Según Marcio Quiñónez, presidente de recinto de UNEN-UNA, los seis dirigentes cuestionados en asamblea general ante unos 1,500 estudiantes se comprometieron a dejar sus cargos en un plazo que concluyó ayer a las 10 de la mañana, lo cual provocó que los estudiantes se levantaran en protesta, tomando como primeras medidas de presión el cierre de los portones de la universidad y el bloqueo por un par de horas del tráfico.
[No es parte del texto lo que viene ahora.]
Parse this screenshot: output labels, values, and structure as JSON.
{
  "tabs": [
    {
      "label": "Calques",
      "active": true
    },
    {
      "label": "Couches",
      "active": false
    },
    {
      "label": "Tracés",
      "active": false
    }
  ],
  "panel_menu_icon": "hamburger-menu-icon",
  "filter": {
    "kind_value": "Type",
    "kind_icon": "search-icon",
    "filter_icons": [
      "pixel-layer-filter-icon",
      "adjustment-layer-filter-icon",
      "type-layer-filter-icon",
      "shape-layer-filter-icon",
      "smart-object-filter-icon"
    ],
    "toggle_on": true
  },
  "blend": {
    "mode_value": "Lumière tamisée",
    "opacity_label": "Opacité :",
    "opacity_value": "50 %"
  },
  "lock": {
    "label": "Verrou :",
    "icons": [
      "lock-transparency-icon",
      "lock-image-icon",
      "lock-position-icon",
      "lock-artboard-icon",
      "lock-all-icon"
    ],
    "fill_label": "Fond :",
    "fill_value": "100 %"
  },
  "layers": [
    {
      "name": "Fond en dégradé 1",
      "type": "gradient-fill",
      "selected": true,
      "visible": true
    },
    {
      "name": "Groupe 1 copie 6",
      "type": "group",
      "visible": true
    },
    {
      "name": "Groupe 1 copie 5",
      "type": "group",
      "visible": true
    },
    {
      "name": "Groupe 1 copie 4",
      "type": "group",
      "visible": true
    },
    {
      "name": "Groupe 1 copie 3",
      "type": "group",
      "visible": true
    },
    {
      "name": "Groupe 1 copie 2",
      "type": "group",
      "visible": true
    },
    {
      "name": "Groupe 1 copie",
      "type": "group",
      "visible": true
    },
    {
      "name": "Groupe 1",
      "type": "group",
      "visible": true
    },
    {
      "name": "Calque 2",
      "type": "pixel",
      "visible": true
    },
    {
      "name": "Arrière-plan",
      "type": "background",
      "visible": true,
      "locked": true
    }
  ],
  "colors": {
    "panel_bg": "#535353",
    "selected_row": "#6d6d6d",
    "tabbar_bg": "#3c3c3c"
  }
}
Todo de forma pacífica.

Lo que los estudiantes exigen es el retiro de estos dirigentes estudiantiles y el nombramiento de dirigentes interinos, para lo cual ya solicitaron el acompañamiento del Comité Electoral Nacional, que esperan se presente hoy en horas de la mañana a iniciar el proceso, dado que por ser este un año electoral, UNEN puede realizar elecciones hasta el año próximo.

De acuerdo con la versión de los estudiantes, los dirigentes de forma mañosa sacaban provecho a fondos que si bien son pequeños, terminan afectando a los estudiantes que necesitan de la ayuda para poder sacar copias a los folletos de sus clases.

Aseguran que al recibir los bonos para fotocopias que ellos distribuyen, según la necesidad de cada estudiante, para ser canjeados en las fotocopiadoras con las que la universidad hace contrato, los dirigentes hacían canje, y en vez de copias sacaban desde bombones, recargas para celulares, pinturas de uñas y hasta dinero.

Quiñónez, quien está dispuesto a dejar también su cargo cumpliendo con lo decidido por los estudiantes, dijo que arreciarán las protestas si esos dirigentes señalados de mal manejo de recursos no renuncian de una vez, ya que ahora alegan que “todo es un circo” y que no piensan entregar sus cargos.

Desde ayer, las oficinas de UNEN–UNA fueron tomadas por los inconformes estudiantes y piensan arreciar las protestas si no se logra hacer los nuevos nombramientos.

Quiñónez explicó que si bien los fondos de la dirigencia estudiantil son controlados por la administración de la universidad, y los líderes estudiantiles solo reciben bonos para ser entregados al final, descubrieron que ya sea en especies y en menor medida en efectivo terminaban siendo mal utilizados.

En la UNA también desde hace un mes tenían que haber convocado a elección de presidentes de grupo, y eso no fue hecho por el comité electoral de recinto, lo cual también entorpece que los estudiantes reciban algunos beneficios.

Respecto a la rendición de cuentas, los jóvenes también solicitaron a la administración de esa universidad un informe sobre el uso de los 110 mil córdobas, que es el fondo asignado a UNEN-UNA, pero su cuestionamiento es estrictamente al manejo de los recursos en manos de los dirigentes.